Ukurannya juga cukup lebar sehingga lebih cepat memberikan rasa kenyang.
“Ya sehari ini saya bisa menggulungi martabak 700 biji. Kebetulan selalu ramai apalagi kalau hari Minggu. Kadang yang beli ya dari Jakarta, Semarang, Kotagede, Sleman,” ucapnya.
Martabak telur puyuh memang menjadi favorit pembeli, khususnya yang berasal dari luar daerah.
Harganya lebih mahal tapi rasanya menjadi spesial karena telur puyuh membuat martabak menjadi lebih tebal.
Berkat keviralannya di media sosial, orang mencari martabak unik tersebut dan ingin menjadikan sarapan di pagi hari.
“Favoritnya yang pakai telur puyuh. Sehari itu bisa menghabiskan 300-400 telur puyuh buat jualan ini,” jelas Bu Jumirah.
Baca juga: Gudeg Yu Djum dan 4 Tempat Sarapan Favorit di Jogja yang Sering Diburu Wisatawan
Bu Jumirah, yang menggunakan masker, tetap ramah melayani pembeli.
Tak jarang, ia mengajak berbicara konsumen yang tidak pernah ia lihat.
Dari situ, dirinya seperti mengenal profil pembeli dan mengingatnya.
Terkadang, ia sudah tahu berapa banyak yang akan dibeli meski hanya melihat sosok pembeli dari kejauhan.
“Biasanya kalau yang dari Kotagede itu beli agak banyak karena jauh. Anaknya suka jadi dibelikan sekalian banyak,” ucap Bu Jumirah yang sudah berjualan sejak 1994 itu.
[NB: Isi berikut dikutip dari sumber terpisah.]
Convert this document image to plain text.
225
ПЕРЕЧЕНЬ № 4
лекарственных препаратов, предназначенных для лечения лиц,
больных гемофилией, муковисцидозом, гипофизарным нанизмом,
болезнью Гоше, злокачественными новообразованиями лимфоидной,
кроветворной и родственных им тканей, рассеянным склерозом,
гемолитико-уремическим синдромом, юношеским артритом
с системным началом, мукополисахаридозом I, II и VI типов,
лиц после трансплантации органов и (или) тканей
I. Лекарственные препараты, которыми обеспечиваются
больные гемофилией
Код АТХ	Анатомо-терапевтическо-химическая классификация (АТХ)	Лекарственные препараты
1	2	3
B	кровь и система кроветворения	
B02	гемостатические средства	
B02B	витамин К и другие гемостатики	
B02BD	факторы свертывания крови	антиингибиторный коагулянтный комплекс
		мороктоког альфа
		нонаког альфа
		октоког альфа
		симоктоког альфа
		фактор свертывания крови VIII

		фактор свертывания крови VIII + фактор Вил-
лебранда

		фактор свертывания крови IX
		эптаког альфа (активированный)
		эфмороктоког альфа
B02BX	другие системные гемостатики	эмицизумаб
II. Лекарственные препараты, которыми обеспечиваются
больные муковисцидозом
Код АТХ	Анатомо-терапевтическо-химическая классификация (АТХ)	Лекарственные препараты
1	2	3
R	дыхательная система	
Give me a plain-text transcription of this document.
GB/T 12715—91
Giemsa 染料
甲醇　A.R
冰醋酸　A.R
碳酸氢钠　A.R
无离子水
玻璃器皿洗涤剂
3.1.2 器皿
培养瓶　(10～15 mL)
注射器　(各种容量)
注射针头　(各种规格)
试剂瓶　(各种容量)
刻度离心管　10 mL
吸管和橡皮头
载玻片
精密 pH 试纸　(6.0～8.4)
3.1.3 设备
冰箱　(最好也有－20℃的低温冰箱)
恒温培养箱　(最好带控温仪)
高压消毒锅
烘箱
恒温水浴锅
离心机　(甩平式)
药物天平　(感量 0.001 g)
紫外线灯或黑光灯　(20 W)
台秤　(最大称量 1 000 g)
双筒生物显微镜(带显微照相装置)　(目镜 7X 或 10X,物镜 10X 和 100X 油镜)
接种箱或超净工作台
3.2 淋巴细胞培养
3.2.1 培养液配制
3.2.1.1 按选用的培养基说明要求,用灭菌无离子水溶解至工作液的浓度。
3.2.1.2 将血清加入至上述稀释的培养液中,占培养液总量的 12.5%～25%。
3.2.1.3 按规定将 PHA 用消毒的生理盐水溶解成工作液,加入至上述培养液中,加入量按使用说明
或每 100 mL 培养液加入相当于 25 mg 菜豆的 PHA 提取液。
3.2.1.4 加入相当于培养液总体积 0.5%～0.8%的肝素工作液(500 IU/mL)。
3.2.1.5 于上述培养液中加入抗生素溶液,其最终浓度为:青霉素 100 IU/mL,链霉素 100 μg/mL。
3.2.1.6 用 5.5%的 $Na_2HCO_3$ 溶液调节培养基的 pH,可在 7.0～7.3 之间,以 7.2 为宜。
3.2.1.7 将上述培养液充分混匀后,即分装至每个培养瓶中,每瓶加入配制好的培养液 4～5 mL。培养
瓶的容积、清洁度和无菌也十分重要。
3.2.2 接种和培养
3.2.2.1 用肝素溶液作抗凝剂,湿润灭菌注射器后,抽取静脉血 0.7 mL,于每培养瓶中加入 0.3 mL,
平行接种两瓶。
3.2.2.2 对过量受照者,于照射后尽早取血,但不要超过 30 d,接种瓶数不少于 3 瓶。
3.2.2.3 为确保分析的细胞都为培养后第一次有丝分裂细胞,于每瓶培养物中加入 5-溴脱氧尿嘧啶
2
Memanfaatkan Nomor Whatsapp untuk Pesanan
Satu dari beberapa solusi industri kuliner untuk bertahan di tengah pandemi adalah memanfaatkan sistem pesan antar daring.
Bisa dititipkan di aplikasi ojek online atau membangun sistem sendiri.
Selain memudahkan, sistem ini juga menjangkau pembeli lebih jauh dan banyak.